Statues darkened with time line the Charles Bridge.
Prague Castle is the largest standing castle in the world spanning 7 football fields.
A statue at the gates of the Prague Castle.
In Jewish folklore, a Golem is an animated being that is created of inanimate matter, typically with mud. The most famous account of a Golem’s existence comes from 16th century Prague Rabbi Judah Loew ben Bezalel. It is said that the rabbi created a Golem with mud from the Vltava River to protect the Jewish ghetto from anti-Semitic attacks. It was brought to life with Hebrew incantations and ritual.
The rabbi was begged to destroy the Golem after it became destructive. To deactivate the Golem the first letter of the word “emet,” meaning truth, was rubbed off of its forehead to read “met,” meaning dead.
It is said the Golem was entombed here, in the Old New Synagogue in Prague where it remains until needed again.
Statue of Saints John of Matha, Felix of Valois, and St. Ivan on the Charles Bridge
Saint John of Nepomuk is the patron saint of the Czech Republic. He was martyred after he failed to divulge information that was given to him by the Queen of Bohemia during confession. For failing to provide information from this confession, King of Romans and King of Bohemia drowned him in the river in 1393. It is said if you rub his statue at the Charles Bridge it will bring you good fortune and that you will one day return to Prague. This plague is the site where he was martyred.
Sedlec Ossuary is a Roman Catholic chapel in the small town of Kutna Hora in the Czech Republic. The ossuary is said to contain the bones of over 40,000. Yet, they are not necessarily stacked in piles, they artistically adorn the chapel in wild, decorative fashion.
In 1278, an abbot of Sedlec visited Israel. While there he visited Golgotha, where the crucifixion of Jesus was said to occur. He collected some soil and upon his return to Sedlec sprinkled the soil over the abbey cemetery. Soon word of his act spread and the cemetery became a desirable burial spot for those in Eastern Europe. Then, with the increase in deaths due to the black plague in the 1400’s the cemetery was expanded.
In the 1400’s a Gothic church was built in the middle of the cemetery with a chapel on the lower level to be used as an ossuary for mass graves.
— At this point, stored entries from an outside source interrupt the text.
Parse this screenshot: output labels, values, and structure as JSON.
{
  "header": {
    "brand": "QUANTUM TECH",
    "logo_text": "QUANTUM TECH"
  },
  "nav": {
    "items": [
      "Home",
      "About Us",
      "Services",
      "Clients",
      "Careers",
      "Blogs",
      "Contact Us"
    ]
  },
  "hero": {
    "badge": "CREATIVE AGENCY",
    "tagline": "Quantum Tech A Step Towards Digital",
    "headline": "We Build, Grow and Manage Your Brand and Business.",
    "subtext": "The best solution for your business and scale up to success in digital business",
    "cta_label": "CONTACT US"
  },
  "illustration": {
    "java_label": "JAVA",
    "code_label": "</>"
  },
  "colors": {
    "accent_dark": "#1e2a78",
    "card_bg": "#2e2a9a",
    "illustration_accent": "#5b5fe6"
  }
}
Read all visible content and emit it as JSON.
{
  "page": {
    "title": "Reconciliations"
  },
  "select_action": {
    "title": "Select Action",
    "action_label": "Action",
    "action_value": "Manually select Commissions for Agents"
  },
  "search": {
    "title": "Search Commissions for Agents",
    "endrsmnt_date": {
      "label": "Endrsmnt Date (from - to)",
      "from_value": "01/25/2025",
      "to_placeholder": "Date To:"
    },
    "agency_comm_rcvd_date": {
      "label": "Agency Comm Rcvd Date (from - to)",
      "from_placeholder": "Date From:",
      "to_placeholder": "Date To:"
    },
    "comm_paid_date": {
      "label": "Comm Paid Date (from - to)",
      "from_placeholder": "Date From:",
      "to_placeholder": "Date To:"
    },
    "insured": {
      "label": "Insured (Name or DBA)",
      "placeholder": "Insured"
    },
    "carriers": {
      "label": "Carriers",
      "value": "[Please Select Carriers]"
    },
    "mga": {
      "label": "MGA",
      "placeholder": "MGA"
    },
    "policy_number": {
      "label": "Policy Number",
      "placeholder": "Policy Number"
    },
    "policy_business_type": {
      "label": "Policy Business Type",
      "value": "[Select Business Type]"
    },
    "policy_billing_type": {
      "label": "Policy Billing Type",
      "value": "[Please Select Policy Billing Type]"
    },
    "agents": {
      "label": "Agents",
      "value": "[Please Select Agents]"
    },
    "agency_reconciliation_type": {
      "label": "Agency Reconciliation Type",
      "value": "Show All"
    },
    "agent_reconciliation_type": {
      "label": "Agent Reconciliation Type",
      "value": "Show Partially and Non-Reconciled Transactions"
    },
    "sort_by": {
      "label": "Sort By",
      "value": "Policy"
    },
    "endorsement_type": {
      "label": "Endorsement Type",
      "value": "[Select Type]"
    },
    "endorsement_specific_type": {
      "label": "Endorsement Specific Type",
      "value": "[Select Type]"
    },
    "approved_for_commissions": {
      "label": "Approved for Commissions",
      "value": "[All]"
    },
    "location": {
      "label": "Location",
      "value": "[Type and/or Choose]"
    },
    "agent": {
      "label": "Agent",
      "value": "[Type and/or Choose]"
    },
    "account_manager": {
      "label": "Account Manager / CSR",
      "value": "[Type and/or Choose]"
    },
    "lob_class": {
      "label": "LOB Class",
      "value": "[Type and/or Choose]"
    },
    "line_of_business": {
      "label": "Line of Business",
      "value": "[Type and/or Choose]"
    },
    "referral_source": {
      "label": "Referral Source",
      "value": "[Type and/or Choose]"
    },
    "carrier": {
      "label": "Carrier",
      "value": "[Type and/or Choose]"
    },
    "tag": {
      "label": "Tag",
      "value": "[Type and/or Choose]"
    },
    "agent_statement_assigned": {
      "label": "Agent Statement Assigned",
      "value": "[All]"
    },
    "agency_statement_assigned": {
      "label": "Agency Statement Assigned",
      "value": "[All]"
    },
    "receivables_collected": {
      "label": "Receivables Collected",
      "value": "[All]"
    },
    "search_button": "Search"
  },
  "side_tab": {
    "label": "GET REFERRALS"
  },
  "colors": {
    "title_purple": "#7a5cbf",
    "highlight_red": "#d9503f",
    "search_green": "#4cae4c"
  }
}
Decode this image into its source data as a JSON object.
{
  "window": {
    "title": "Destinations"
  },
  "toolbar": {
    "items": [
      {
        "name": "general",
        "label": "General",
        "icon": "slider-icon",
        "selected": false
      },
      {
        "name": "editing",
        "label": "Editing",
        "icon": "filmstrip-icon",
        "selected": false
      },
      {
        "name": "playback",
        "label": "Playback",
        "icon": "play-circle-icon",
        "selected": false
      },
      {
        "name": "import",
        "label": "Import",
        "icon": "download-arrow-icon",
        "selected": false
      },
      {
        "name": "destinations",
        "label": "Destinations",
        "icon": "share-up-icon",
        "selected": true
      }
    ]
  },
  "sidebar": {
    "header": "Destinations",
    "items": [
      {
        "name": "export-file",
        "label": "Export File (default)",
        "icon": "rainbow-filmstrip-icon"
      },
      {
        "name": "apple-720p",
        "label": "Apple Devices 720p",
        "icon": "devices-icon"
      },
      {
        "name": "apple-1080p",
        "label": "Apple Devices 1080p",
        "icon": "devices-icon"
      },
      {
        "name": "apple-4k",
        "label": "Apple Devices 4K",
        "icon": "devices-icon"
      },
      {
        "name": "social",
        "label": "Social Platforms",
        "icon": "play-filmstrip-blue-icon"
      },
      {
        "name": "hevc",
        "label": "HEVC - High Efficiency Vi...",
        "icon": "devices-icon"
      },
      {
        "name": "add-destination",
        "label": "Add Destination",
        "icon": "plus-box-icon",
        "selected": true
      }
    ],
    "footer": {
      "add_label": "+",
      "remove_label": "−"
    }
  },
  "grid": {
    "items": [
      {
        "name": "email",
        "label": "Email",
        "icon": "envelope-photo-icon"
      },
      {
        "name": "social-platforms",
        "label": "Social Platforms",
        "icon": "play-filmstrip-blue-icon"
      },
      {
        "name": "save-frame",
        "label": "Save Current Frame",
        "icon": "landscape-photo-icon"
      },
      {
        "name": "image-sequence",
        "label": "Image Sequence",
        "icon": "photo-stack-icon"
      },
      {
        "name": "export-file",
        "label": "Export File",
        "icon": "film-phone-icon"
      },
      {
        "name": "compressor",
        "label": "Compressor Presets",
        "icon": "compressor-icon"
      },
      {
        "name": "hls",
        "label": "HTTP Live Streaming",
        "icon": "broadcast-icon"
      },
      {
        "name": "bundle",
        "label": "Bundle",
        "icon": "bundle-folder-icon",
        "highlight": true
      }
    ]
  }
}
In 1870, the church was in the charge of the Schwarzenberg family. The family hired František Rint a woodcarver and carpenter to organize the pile of bones that had accumulated over the years through excavation. He would go on to make elaborate sculptures, including a chandelier made entirely of human bones and the Schwarzenberg family crest made of bones.
Schwarzenberg family crest
Chapel in the Sedlec Ossuary
In the center of the room is the chandelier made of human bones.